A gap in employment history is not the albatross it was a few decades ago. Those in younger generations bounce from job to job more frequently, and some are comfortable with leaving one job without their next job lined up. While it is true, gaps in employment are not as bad as they once were, leaving them unexplained is an easy way to make one of the most common job application mistakes.

Why You Might Have Gaps in Employment

People can leave the workforce and come back later. Some parents choose to stay home with preschool children and then re-enter the workforce once the children spend their weekdays at school. Others leave to care for a parent. Once caregiving becomes too difficult, the caregiver may need professionals to take over which then allows the caregiver to return to employment.

Furthermore, some leave the paid workforce to volunteer full-time. You could turn your volunteer job in a full-time position, but if you don't, these are just some of the common situations when people justifiably leave employment without having another job to occupy next.

While there may be a perfectly legitimate reason for a given person’s gap in employment, a hiring manager does not know the gap is legitimate unless an applicant explains so.

A manager is left to assume the worst. Why else would an applicant omit an explanation of why they were out of work for six months? A year? Two years? The manager thinks that if there was a good reason for the gap, the applicant would explain.

How to Explain a Gap in Employment History on a Job Application

Unless the applicant pool is very weak, a hiring manager will not bother digging deeper on an application that leaves out such critical information.
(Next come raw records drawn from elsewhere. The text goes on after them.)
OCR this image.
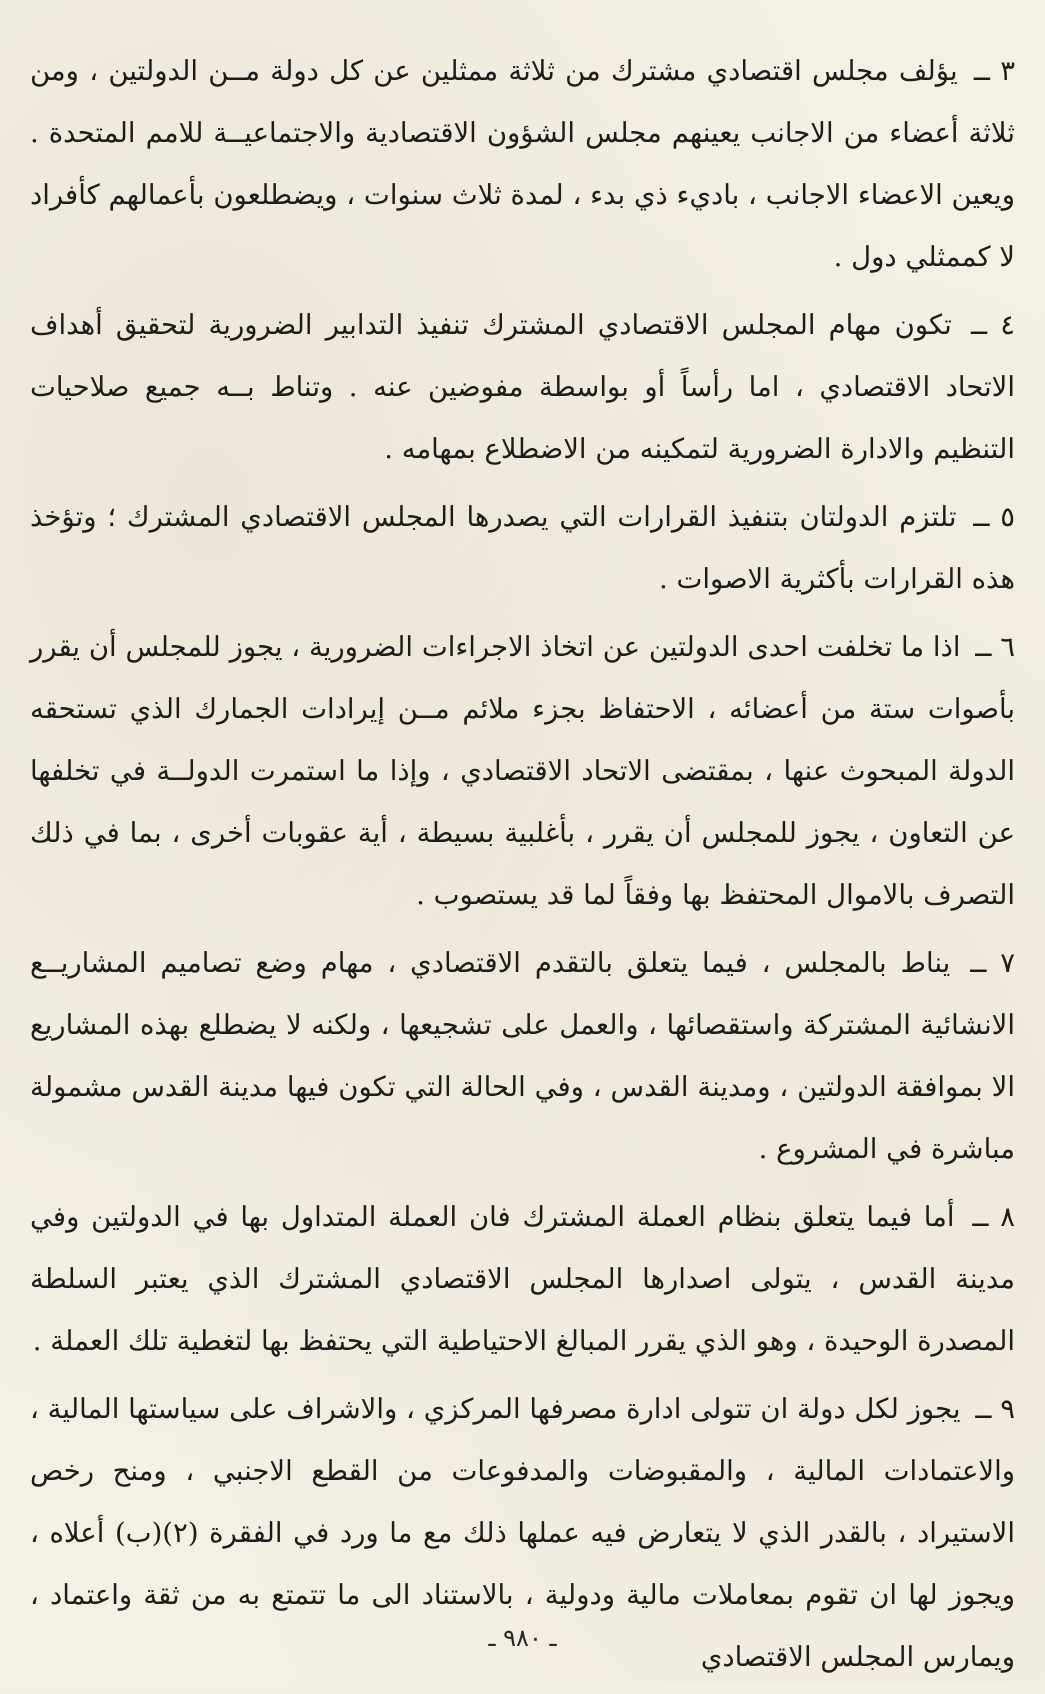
٣ ــ يؤلف مجلس اقتصادي مشترك من ثلاثة ممثلين عن كل دولة مــن الدولتين ، ومن ثلاثة أعضاء من الاجانب يعينهم مجلس الشؤون الاقتصادية والاجتماعيــة للامم المتحدة . ويعين الاعضاء الاجانب ، باديء ذي بدء ، لمدة ثلاث سنوات ، ويضطلعون بأعمالهم كأفراد لا كممثلي دول .

٤ ــ تكون مهام المجلس الاقتصادي المشترك تنفيذ التدابير الضرورية لتحقيق أهداف الاتحاد الاقتصادي ، اما رأساً أو بواسطة مفوضين عنه . وتناط بــه جميع صلاحيات التنظيم والادارة الضرورية لتمكينه من الاضطلاع بمهامه .

٥ ــ تلتزم الدولتان بتنفيذ القرارات التي يصدرها المجلس الاقتصادي المشترك ؛ وتؤخذ هذه القرارات بأكثرية الاصوات .

٦ ــ اذا ما تخلفت احدى الدولتين عن اتخاذ الاجراءات الضرورية ، يجوز للمجلس أن يقرر بأصوات ستة من أعضائه ، الاحتفاظ بجزء ملائم مــن إيرادات الجمارك الذي تستحقه الدولة المبحوث عنها ، بمقتضى الاتحاد الاقتصادي ، وإذا ما استمرت الدولــة في تخلفها عن التعاون ، يجوز للمجلس أن يقرر ، بأغلبية بسيطة ، أية عقوبات أخرى ، بما في ذلك التصرف بالاموال المحتفظ بها وفقاً لما قد يستصوب .

٧ ــ يناط بالمجلس ، فيما يتعلق بالتقدم الاقتصادي ، مهام وضع تصاميم المشاريــع الانشائية المشتركة واستقصائها ، والعمل على تشجيعها ، ولكنه لا يضطلع بهذه المشاريع الا بموافقة الدولتين ، ومدينة القدس ، وفي الحالة التي تكون فيها مدينة القدس مشمولة مباشرة في المشروع .

٨ ــ أما فيما يتعلق بنظام العملة المشترك فان العملة المتداول بها في الدولتين وفي مدينة القدس ، يتولى اصدارها المجلس الاقتصادي المشترك الذي يعتبر السلطة المصدرة الوحيدة ، وهو الذي يقرر المبالغ الاحتياطية التي يحتفظ بها لتغطية تلك العملة .

٩ ــ يجوز لكل دولة ان تتولى ادارة مصرفها المركزي ، والاشراف على سياستها المالية ، والاعتمادات المالية ، والمقبوضات والمدفوعات من القطع الاجنبي ، ومنح رخص الاستيراد ، بالقدر الذي لا يتعارض فيه عملها ذلك مع ما ورد في الفقرة (٢)(ب) أعلاه ، ويجوز لها ان تقوم بمعاملات مالية ودولية ، بالاستناد الى ما تتمتع به من ثقة واعتماد ، ويمارس المجلس الاقتصادي

ـ ٩٨٠ ـ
The manager likely has dozens of other applications to sift through and cannot waste time trying to piece together an applicant’s work history when it should be documented clearly and concisely.

Applicants should make their application materials as easy to read as possible.

Hiring managers do not want to spend an inordinate amount of time on any one application, particularly when they are screening to see which applicants meet the minimum qualifications outlined in the job posting.

Come prepared with answers if you've been fired.

Obviously, not all gaps in employment are easy to explain away. Some gaps happen for bad reasons, including an applicant’s termination from a previous job for cause. You should prepare how you will answer the question of why you have been fired. It is better for the hiring manager to find out from you than from your previous employer.

Explain what you learned.

If the job application form allows for a detailed explanation, explain what happened and what you learned from the situation. This will show how you have grown from the unpleasant past experience and are unlikely to make the same mistakes again.

As an example, an applicant who was fired in the past for repeatedly missing work without calling in sick could say they now take showing up seriously and always schedule planned leave two weeks ahead.

This does not absolve the applicant from past behavior, and the termination may still compel the hiring manager to pass on the application, but the applicant takes the issue head-on which a hiring manager must respect.

In some circumstances, an employment gap is not caused by an employee’s choice or poor performance. Employers sometimes go through reductions in force, and employees are the casualties. In some reductions in force, employees’ performance is not considered when decisions are made about who stays and who goes. Employees get caught up in processes that are designed to be as fair as possible; however, good employees lose their jobs along with the organization’s “dead wood.”

No matter whether your employment gaps are for good, bad or neutral reasons, always explain them. Leaving the gaps up to a hiring manager’s interpretation is always a mistake.